Perak telah menembus level lebih dari $60 per ons pada sesi perdagangan sore, ditopang oleh ekspektasi pemotongan suku bunga Federal Reserve serta kekhawatiran pasokan yang ketat. Para ahli komoditas ING, Ewa Manthey dan Warren Patterson, menekankan bahwa logam mulia ini memiliki kecenderungan mengungguli emas selama siklus pelonggaran karena imbal hasil riil yang lebih rendah meningkatkan daya tariknya bagi investor dan aktivitas industri.
Kondisi ini menambah argumen bahwa perak bisa berperan sebagai aset pelindung nilai sekaligus panduan bagi siklus ekonomi yang sedang melunak. Relevansi faktor permintaan industri semakin menonjol, karena logam ini memiliki penggunaan luas di sektor teknologi, panel surya, dan manufaktur lainnya yang sensitif terhadap ketersediaan pasokan.
Sejak awal tahun, harga perak telah melonjak sekitar 110% versus emas, didorong oleh fokus pada pasokan yang ketat dan potensi tarif AS terhadap mineral kritis. Produksi logam ini juga menghadapi hambatan karena kualitas bijih yang menurun serta lambatnya proyek-proyek baru, sehingga suasana pasar cenderung bullish dalam jangka menengah.

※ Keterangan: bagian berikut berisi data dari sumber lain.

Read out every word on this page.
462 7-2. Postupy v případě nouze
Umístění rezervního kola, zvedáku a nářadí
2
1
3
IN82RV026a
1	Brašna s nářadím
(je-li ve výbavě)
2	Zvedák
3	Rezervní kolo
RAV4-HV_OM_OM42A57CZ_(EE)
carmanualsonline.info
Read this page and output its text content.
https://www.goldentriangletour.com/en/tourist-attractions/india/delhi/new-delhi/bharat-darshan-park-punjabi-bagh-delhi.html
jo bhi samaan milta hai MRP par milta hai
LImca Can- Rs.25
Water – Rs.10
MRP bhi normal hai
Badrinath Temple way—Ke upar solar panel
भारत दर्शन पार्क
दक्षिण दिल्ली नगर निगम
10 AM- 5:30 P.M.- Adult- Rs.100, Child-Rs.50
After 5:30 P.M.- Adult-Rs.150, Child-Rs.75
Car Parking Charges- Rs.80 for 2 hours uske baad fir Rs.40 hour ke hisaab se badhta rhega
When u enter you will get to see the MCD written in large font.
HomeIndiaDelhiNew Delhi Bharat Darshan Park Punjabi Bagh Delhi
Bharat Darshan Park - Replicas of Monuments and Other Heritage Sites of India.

Ke depan hingga 2026, analisis market menunjukkan fondasi permintaan industri yang tetap kuat, sementara pasokan mengalami hambatan yang berkelanjutan. Faktor-faktor tersebut, ditambah iklim makro yang cenderung mendukung, menambah peluang harga perak tetap berada pada jalur positif meski volatilitas tetap ada.
Produksi perak yang ditambang turun sekitar 3% tahun ini akibat berkurangnya kualitas bijih dan keterbatasan pengembangan proyek baru, menambah risiko pasokan. Kondisi ini berpotensi mendukung harga lebih lanjut jika permintaan industri tetap solid dan lingkaran kebijakan moneter tetap longgar.
Di sisi risiko, potensi tarif tambahan terhadap logam kritis dan ketegangan perdagangan dapat memicu volatilitas jangka pendek. Investor disarankan tetap memantau sinyal permintaan industri dan update kebijakan fiskal serta moneter yang dapat mempengaruhi arah perak dalam beberapa kuartal ke depan.